Next Interest Flow: A Generative Pre-training Paradigm for Recommender Systems by Modeling All-domain Movelines
Chen Gao, Zixin Zhao, Lv Shao, Tong Liu
TL;DR
This work addresses CTR prediction by reframing user intent as a proactive generation task. It introduces Next Interest Flow, a dense vector representation of future interest, learned through a two-stage AMEN framework: Stage 1 generative pre-training with a Transformer-based decoder $G_{\phi}$ predicting $\mathbf{F}$ and trained with InfoNCE plus diversity and velocity regularizers, and Stage 2 discriminative fine-tuning where a frozen $G_{\phi}$ provides forward-looking features to $F_{\theta}$, enhanced by a Semantic Alignment Module and a Temporal Sequential Pairwise (TSP) auxiliary task. The approach solves the objective mismatch between stages via cross-stage weight initialization and semantic alignment, and further strengthens the discriminative model with temporal causality through TSP. Extensive offline experiments show AMEN outperforming strong baselines (e.g., AUC $0.7708$, +$0.87$ over MEDN, +$1.43$ over P5, +$0.70$ over TIGER), while online A/B testing on Taobao reports a +11.6% lift in post-view CTCVR, underscoring practical impact. Overall, AMEN demonstrates that proactive, all-domain intent modeling with a unified generative-discriminative pipeline can achieve substantial gains in real-world recommender systems.
Abstract
Click-Through Rate (CTR) prediction, a cornerstone of modern recommender systems, has been dominated by discriminative models that react to past user behavior rather than proactively modeling user intent. Existing generative paradigms attempt to address this but suffer from critical limitations: Large Language Model (LLM) based methods create a semantic mismatch by forcing e-commerce signals into a linguistic space, while ID-based generation is constrained by item memorization and cold-start issues.

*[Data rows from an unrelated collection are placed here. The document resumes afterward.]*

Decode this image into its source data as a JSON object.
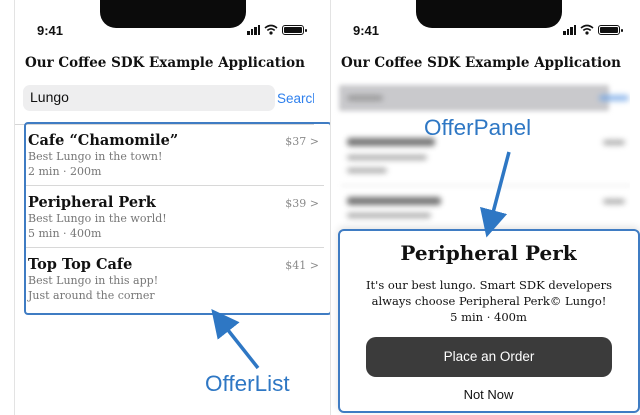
{
  "status_bar": {
    "time": "9:41"
  },
  "app": {
    "title": "Our Coffee SDK Example Application"
  },
  "search": {
    "value": "Lungo",
    "button_label": "Search"
  },
  "offers": [
    {
      "name": "Cafe “Chamomile”",
      "description": "Best Lungo in the town!",
      "meta": "2 min · 200m",
      "price": "$37 >"
    },
    {
      "name": "Peripheral Perk",
      "description": "Best Lungo in the world!",
      "meta": "5 min · 400m",
      "price": "$39 >"
    },
    {
      "name": "Top Top Cafe",
      "description": "Best Lungo in this app!",
      "meta": "Just around the corner",
      "price": "$41 >"
    }
  ],
  "offer_panel": {
    "title": "Peripheral Perk",
    "description": "It's our best lungo. Smart SDK developers always choose Peripheral Perk© Lungo!",
    "meta": "5 min · 400m",
    "order_button": "Place an Order",
    "dismiss_button": "Not Now"
  },
  "annotations": {
    "offer_list": "OfferList",
    "offer_panel": "OfferPanel",
    "color": "#2e77c4"
  },
  "icons": [
    "signal-icon",
    "wifi-icon",
    "battery-icon"
  ]
}
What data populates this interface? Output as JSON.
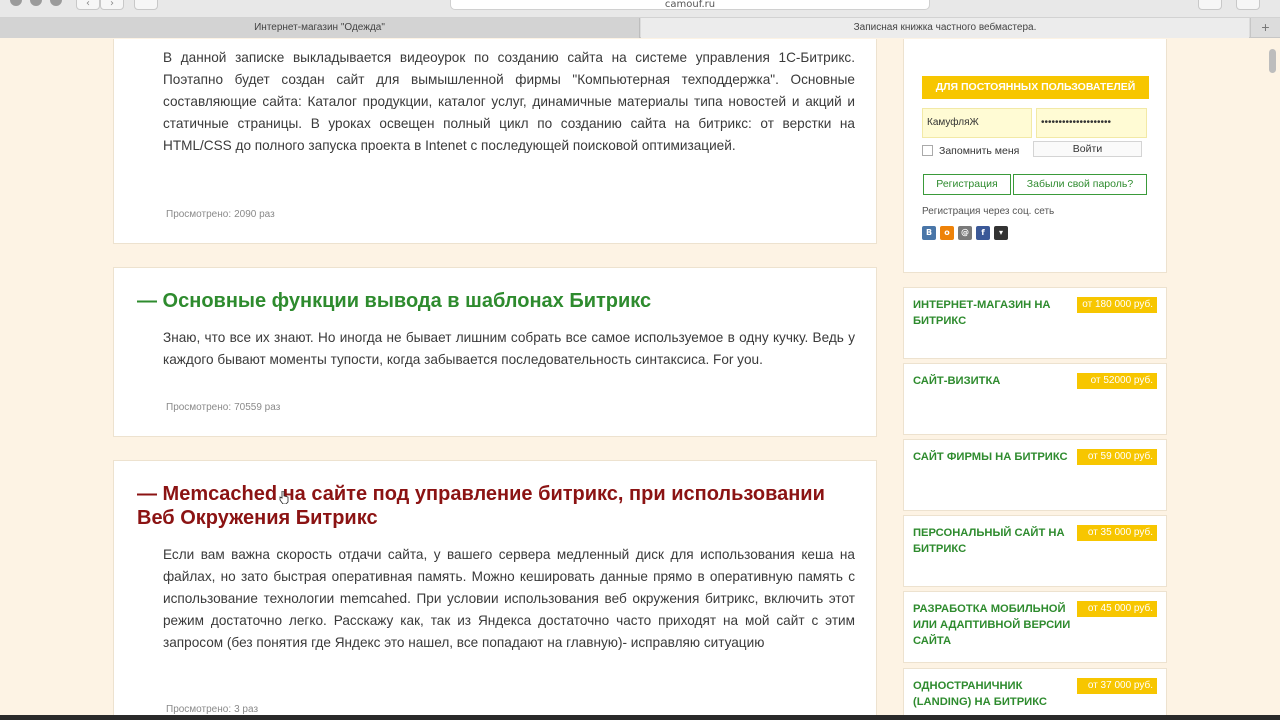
{
  "browser": {
    "url": "camouf.ru",
    "tabs": [
      {
        "label": "Интернет-магазин \"Одежда\""
      },
      {
        "label": "Записная книжка частного вебмастера."
      }
    ],
    "new_tab_label": "+"
  },
  "articles": [
    {
      "title": "",
      "text": "В данной записке выкладывается видеоурок по созданию сайта на системе управления 1С-Битрикс. Поэтапно будет создан сайт для вымышленной фирмы \"Компьютерная техподдержка\". Основные составляющие сайта: Каталог продукции, каталог услуг, динамичные материалы типа новостей и акций и статичные страницы. В уроках освещен полный цикл по созданию сайта на битрикс: от верстки на HTML/CSS до полного запуска проекта в Intenet с последующей поисковой оптимизацией.",
      "views_label": "Просмотрено:",
      "views_count": "2090 раз"
    },
    {
      "title": "— Основные функции вывода в шаблонах Битрикс",
      "text": "Знаю, что все их знают. Но иногда не бывает лишним собрать все самое используемое в одну кучку. Ведь у каждого бывают моменты тупости, когда забывается последовательность синтаксиса. For you.",
      "views_label": "Просмотрено:",
      "views_count": "70559 раз"
    },
    {
      "title": "— Memcached на сайте под управление битрикс, при использовании Веб Окружения Битрикс",
      "text": "Если вам важна скорость отдачи сайта, у вашего сервера медленный диск для использования кеша на файлах, но зато быстрая оперативная память. Можно кешировать данные прямо в оперативную память с использование технологии memcahed. При условии использования веб окружения битрикс, включить этот режим достаточно легко. Расскажу как, так из Яндекса достаточно часто приходят на мой сайт с этим запросом (без понятия где Яндекс это нашел, все попадают на главную)- исправляю ситуацию",
      "views_label": "Просмотрено:",
      "views_count": "3 раз"
    }
  ],
  "login": {
    "header": "ДЛЯ ПОСТОЯННЫХ ПОЛЬЗОВАТЕЛЕЙ",
    "username": "КамуфляЖ",
    "password": "••••••••••••••••••••",
    "remember_label": "Запомнить меня",
    "login_button": "Войти",
    "register_button": "Регистрация",
    "forgot_button": "Забыли свой пароль?",
    "social_label": "Регистрация через соц. сеть",
    "social": [
      {
        "icon": "vk-icon",
        "glyph": "B",
        "color": "#4a76a8"
      },
      {
        "icon": "odnoklassniki-icon",
        "glyph": "o",
        "color": "#ee8208"
      },
      {
        "icon": "mailru-icon",
        "glyph": "@",
        "color": "#7a7a7a"
      },
      {
        "icon": "facebook-icon",
        "glyph": "f",
        "color": "#3b5998"
      },
      {
        "icon": "more-icon",
        "glyph": "▾",
        "color": "#333333"
      }
    ]
  },
  "prices": [
    {
      "name": "ИНТЕРНЕТ-МАГАЗИН НА БИТРИКС",
      "price": "от 180 000 руб."
    },
    {
      "name": "САЙТ-ВИЗИТКА",
      "price": "от 52000 руб."
    },
    {
      "name": "САЙТ ФИРМЫ НА БИТРИКС",
      "price": "от 59 000 руб."
    },
    {
      "name": "ПЕРСОНАЛЬНЫЙ САЙТ НА БИТРИКС",
      "price": "от 35 000 руб."
    },
    {
      "name": "РАЗРАБОТКА МОБИЛЬНОЙ ИЛИ АДАПТИВНОЙ ВЕРСИИ САЙТА",
      "price": "от 45 000 руб."
    },
    {
      "name": "ОДНОСТРАНИЧНИК (LANDING) НА БИТРИКС",
      "price": "от 37 000 руб."
    }
  ],
  "colors": {
    "accent_green": "#2e8b2e",
    "accent_red": "#8b1313",
    "accent_yellow": "#f7c600",
    "page_bg": "#fdf3e4"
  }
}
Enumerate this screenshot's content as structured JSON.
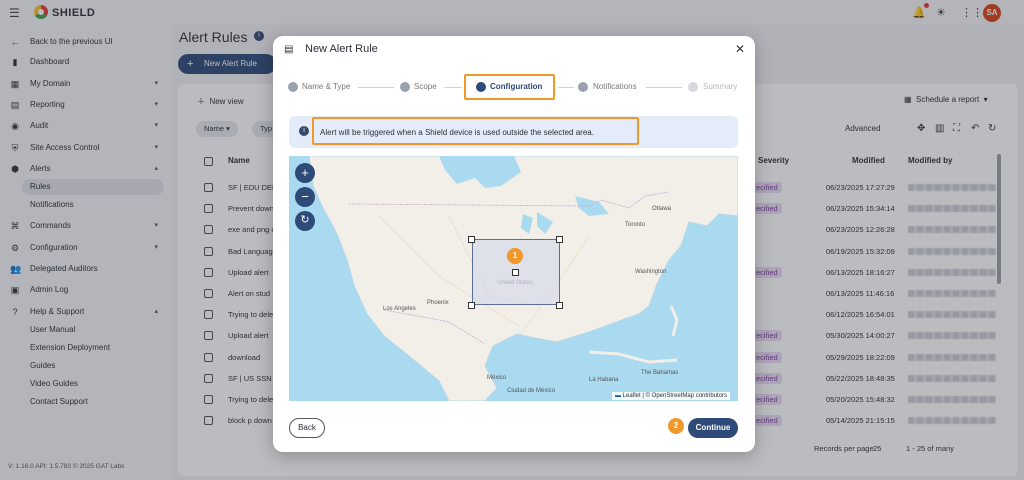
{
  "app": {
    "brand": "SHIELD",
    "avatar_initials": "SA"
  },
  "sidebar": {
    "items": [
      {
        "label": "Back to the previous UI",
        "icon": "arrow-left-icon"
      },
      {
        "label": "Dashboard",
        "icon": "bar-chart-icon"
      },
      {
        "label": "My Domain",
        "icon": "building-icon"
      },
      {
        "label": "Reporting",
        "icon": "report-icon"
      },
      {
        "label": "Audit",
        "icon": "audit-icon"
      },
      {
        "label": "Site Access Control",
        "icon": "shield-icon"
      },
      {
        "label": "Alerts",
        "icon": "alert-icon"
      },
      {
        "label": "Commands",
        "icon": "commands-icon"
      },
      {
        "label": "Configuration",
        "icon": "gear-icon"
      },
      {
        "label": "Delegated Auditors",
        "icon": "people-icon"
      },
      {
        "label": "Admin Log",
        "icon": "log-icon"
      },
      {
        "label": "Help & Support",
        "icon": "help-icon"
      }
    ],
    "alerts_sub": [
      "Rules",
      "Notifications"
    ],
    "help_sub": [
      "User Manual",
      "Extension Deployment",
      "Guides",
      "Video Guides",
      "Contact Support"
    ],
    "version": "V: 1.16.0   API: 1.5.783  © 2025 GAT Labs"
  },
  "page": {
    "title": "Alert Rules",
    "new_button": "New Alert Rule",
    "new_view": "New view",
    "filter_name": "Name",
    "filter_type": "Typ",
    "schedule": "Schedule a report",
    "advanced": "Advanced",
    "columns": {
      "name": "Name",
      "severity": "Severity",
      "modified": "Modified",
      "modified_by": "Modified by"
    },
    "rows": [
      {
        "name": "SF | EDU DEM",
        "sev": "ecified",
        "mod": "06/23/2025 17:27:29"
      },
      {
        "name": "Prevent down",
        "sev": "ecified",
        "mod": "06/23/2025 15:34:14"
      },
      {
        "name": "exe and png c",
        "sev": "",
        "mod": "06/23/2025 12:26:28"
      },
      {
        "name": "Bad Language",
        "sev": "",
        "mod": "06/19/2025 15:32:09"
      },
      {
        "name": "Upload alert",
        "sev": "ecified",
        "mod": "06/13/2025 18:16:27"
      },
      {
        "name": "Alert on stud",
        "sev": "",
        "mod": "06/13/2025 11:46:16"
      },
      {
        "name": "Trying to dele",
        "sev": "",
        "mod": "06/12/2025 16:54:01"
      },
      {
        "name": "Upload alert",
        "sev": "ecified",
        "mod": "05/30/2025 14:00:27"
      },
      {
        "name": "download",
        "sev": "ecified",
        "mod": "05/29/2025 18:22:09"
      },
      {
        "name": "SF | US SSN I",
        "sev": "ecified",
        "mod": "05/22/2025 18:48:35"
      },
      {
        "name": "Trying to dele",
        "sev": "ecified",
        "mod": "05/20/2025 15:48:32"
      },
      {
        "name": "block p down",
        "sev": "ecified",
        "mod": "05/14/2025 21:15:15"
      }
    ],
    "pager": {
      "label": "Records per page",
      "per_page": "25",
      "range": "1 - 25 of many"
    }
  },
  "modal": {
    "title": "New Alert Rule",
    "steps": [
      "Name & Type",
      "Scope",
      "Configuration",
      "Notifications",
      "Summary"
    ],
    "banner": "Alert will be triggered when a Shield device is used outside the selected area.",
    "map_labels": {
      "ottawa": "Ottawa",
      "toronto": "Toronto",
      "washington": "Washington",
      "los_angeles": "Los Angeles",
      "phoenix": "Phoenix",
      "united_states": "United States",
      "mexico": "México",
      "ciudad": "Ciudad de México",
      "habana": "La Habana",
      "bahamas": "The Bahamas"
    },
    "attribution": "Leaflet | © OpenStreetMap contributors",
    "badge1": "1",
    "badge2": "2",
    "back": "Back",
    "continue": "Continue"
  }
}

To overcome these limitations, we propose a novel generative pre-training paradigm. Our model learns to predict the Next Interest Flow, a dense vector sequence representing a user's future intent, while simultaneously modeling its internal Interest Diversity and Interest Evolution Velocity to ensure the representation is both rich and coherent. However, this two-stage approach introduces a critical objective mismatch between the generative and discriminative stages. We resolve this via a bidirectional alignment strategy, which harmonizes the two stages through cross-stage weight initialization and a dynamic Semantic Alignment Module for fine-tuning. Additionally, we enhance the underlying discriminative model with a Temporal Sequential Pairwise (TSP) mechanism to better capture temporal causality. We present the All-domain Moveline Evolution Network (AMEN), a unified framework implementing our entire pipeline. Extensive offline experiments validate AMEN's superiority over strong baselines, and a large-scale online A/B test demonstrates its significant real-world impact, delivering substantial improvements in key business metrics.